Integrated care
Promoting integrated care has been a key concern of CSS for many years. Integrated care aims to create binding rules for the management of patients throughout their entire course of treatment, thus optimising the quality of treatment and achieving savings in service costs. The customers benefit from better quality and lower costs, which are achieved through efficient treatment. Implementing the fine-tuned system of risk adjustment will strengthen the incentives to promote integrated care models. The standardised financing of outpatient and inpatient benefits (EFAS), which was approved by the Swiss electorate on 24 November 2024, gives integrated care renewed impetus (see our standpoint on the "Implementation of uniform financing").
As part of the second package of cost-containment measures (MNP2), the Federal Council proposed including integrated care networks in the Federal Health Insurance Act (KVG) as new service providers – a process that would involve a large number of bureaucratic hurdles.
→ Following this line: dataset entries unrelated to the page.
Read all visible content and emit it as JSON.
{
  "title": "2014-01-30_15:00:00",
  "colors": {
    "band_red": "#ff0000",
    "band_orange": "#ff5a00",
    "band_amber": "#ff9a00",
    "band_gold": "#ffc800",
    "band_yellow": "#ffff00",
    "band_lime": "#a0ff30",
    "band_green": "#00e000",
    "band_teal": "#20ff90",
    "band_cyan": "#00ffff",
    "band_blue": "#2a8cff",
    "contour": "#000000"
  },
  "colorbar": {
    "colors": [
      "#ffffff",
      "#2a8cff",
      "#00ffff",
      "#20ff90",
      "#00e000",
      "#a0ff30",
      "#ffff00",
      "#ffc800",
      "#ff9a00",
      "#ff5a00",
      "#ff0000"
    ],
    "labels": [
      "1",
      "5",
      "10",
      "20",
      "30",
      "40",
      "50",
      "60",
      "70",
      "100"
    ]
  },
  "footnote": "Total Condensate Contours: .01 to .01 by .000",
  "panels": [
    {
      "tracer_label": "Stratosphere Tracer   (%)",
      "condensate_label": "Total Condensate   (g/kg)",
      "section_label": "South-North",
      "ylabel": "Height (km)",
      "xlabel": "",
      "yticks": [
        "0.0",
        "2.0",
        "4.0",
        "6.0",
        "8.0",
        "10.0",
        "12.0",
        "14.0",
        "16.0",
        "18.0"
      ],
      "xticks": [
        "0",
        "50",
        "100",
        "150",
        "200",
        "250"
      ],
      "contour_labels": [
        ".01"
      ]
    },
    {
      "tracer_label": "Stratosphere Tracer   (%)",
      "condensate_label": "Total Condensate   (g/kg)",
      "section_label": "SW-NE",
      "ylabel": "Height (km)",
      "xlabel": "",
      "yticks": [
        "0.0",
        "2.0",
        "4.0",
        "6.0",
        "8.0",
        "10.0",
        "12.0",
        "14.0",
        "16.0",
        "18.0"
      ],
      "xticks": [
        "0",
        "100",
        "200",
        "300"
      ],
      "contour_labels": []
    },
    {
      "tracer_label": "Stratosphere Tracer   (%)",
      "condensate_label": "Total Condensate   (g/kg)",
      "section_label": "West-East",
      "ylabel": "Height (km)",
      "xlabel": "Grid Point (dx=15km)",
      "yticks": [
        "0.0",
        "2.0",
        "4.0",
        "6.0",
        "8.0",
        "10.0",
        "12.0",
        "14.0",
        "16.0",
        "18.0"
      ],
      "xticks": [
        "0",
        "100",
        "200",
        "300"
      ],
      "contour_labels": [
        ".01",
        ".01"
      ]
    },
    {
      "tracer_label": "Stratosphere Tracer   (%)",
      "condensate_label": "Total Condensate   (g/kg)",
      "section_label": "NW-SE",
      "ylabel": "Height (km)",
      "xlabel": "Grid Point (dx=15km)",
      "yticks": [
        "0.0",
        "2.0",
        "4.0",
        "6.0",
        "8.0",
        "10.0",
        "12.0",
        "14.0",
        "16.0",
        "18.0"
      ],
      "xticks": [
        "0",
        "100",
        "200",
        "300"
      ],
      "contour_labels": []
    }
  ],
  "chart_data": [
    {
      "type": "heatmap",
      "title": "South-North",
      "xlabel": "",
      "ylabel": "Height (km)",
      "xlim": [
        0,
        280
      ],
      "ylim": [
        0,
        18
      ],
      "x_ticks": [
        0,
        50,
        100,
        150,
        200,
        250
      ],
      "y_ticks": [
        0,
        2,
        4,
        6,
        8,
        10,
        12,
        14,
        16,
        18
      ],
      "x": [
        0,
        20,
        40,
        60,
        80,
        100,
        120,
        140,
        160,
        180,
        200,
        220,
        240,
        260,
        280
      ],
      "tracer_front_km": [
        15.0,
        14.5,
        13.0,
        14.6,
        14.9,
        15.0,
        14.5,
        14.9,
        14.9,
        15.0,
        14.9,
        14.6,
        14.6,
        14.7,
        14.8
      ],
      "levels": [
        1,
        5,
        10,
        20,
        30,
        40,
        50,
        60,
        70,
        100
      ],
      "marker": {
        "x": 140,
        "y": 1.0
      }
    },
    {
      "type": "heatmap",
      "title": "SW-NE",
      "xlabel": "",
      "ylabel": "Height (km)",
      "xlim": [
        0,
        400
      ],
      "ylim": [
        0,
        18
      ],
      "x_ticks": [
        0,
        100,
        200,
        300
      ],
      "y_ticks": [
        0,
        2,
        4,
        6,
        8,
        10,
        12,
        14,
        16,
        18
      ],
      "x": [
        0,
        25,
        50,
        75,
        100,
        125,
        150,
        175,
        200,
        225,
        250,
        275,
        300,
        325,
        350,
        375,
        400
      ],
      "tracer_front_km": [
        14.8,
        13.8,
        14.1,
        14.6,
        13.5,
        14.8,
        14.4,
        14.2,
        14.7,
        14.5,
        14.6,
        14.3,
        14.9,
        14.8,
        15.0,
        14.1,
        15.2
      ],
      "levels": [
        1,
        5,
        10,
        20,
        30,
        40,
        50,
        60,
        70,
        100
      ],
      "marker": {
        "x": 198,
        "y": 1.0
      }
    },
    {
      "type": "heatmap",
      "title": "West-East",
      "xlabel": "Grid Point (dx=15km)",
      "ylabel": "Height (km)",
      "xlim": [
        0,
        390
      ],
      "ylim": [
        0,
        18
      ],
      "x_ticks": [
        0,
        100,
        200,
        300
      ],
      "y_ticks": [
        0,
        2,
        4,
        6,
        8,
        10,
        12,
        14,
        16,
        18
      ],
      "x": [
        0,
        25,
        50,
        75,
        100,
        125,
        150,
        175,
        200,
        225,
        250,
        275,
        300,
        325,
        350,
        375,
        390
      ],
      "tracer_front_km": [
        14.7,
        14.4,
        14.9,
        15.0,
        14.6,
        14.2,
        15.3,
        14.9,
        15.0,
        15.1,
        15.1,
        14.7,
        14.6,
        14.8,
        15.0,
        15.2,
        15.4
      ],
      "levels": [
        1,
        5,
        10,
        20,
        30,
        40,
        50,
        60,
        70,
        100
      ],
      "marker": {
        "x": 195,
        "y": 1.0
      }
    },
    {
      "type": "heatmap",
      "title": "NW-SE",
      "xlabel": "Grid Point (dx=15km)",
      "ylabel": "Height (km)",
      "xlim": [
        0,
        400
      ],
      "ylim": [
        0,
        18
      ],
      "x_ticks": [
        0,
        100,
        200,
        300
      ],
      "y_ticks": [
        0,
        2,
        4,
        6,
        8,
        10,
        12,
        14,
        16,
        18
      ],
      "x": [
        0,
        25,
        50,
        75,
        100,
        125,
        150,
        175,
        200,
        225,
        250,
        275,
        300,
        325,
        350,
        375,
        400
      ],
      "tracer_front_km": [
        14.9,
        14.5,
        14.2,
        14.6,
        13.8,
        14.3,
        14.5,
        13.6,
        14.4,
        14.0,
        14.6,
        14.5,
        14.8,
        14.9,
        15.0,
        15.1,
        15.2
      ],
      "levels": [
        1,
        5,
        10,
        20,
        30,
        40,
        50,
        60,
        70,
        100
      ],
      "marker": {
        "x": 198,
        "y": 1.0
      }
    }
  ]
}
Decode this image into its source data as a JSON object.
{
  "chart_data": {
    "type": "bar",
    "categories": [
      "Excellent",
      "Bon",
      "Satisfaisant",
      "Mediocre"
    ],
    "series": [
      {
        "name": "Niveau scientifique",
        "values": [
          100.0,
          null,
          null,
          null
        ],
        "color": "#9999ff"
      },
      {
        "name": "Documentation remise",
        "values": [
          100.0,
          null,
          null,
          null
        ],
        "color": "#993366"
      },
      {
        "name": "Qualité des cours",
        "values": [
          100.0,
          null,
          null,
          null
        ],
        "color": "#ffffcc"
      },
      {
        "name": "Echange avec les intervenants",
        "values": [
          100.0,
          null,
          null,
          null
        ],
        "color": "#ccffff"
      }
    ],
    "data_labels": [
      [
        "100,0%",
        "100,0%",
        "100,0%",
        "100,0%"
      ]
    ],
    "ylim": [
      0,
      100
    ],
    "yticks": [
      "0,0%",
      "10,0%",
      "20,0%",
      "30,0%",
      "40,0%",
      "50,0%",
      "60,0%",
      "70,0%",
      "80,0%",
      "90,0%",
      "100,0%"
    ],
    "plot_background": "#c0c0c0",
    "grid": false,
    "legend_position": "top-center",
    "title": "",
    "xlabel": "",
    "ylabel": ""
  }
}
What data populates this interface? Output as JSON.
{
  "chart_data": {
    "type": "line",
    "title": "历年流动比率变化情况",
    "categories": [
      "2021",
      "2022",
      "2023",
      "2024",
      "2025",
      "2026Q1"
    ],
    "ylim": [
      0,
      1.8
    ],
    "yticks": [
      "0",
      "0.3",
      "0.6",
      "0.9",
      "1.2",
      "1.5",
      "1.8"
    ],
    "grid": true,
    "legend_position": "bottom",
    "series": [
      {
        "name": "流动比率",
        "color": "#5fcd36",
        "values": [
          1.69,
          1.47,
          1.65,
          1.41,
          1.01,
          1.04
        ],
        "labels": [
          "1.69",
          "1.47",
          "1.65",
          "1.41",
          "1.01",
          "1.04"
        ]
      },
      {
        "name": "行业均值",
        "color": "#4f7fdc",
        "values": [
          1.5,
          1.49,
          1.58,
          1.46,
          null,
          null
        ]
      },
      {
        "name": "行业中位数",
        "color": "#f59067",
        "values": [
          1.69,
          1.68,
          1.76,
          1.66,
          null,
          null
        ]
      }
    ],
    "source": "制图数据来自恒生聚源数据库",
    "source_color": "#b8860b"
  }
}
At the same time, it planned to reduce the retention fee for network services. Parliament deleted this provision during the final vote on the package on 21 March. Together with prio.swiss and the networks, CSS had advocated for the network article to be dropped and expressly welcomes Parliament's decision. This arrangement would have hindered integrated care rather than promoting it. The necessity of strengthening integrated care, especially for the chronically ill, was emphasised during the parliamentary debate but, at the same time, it was recognised that an article of law was the wrong way to approach this. Instead, even better use should now be made of the scope that exists for shaping cooperation based on tariff partnerships, and that scope should be extended. To achieve this, CSS intends to step up its partnerships with integrated care networks, such as the Ensemble Hospitalier de la Côte (EHC), for example. At the same time, alternative insurance models must be made even more attractive, especially for people with chronic illnesses.
Insured persons already benefit from good agreements with the tariff partners: More than three-quarters of insured persons have already restricted their choice of service provider. As a result, their risk-adjusted costs are lower, i.e. these restrictions actually do cut costs. If we want to strengthen the efficient models, it is important to establish a direct link between coordination and savings in service/benefit costs, and to reflect this link in the discounts that are granted. In other words, the amount of discount granted by a model should be even more dependent on the level of coordination provided. Digital networking has emerged as a key factor in making integrated care a success: The use of digital health records by all actors in the network ensures that service providers share information, thus avoiding duplication. A real-life example is the online platform WELL, which guarantees digitally supported integrated care within the EHC care network.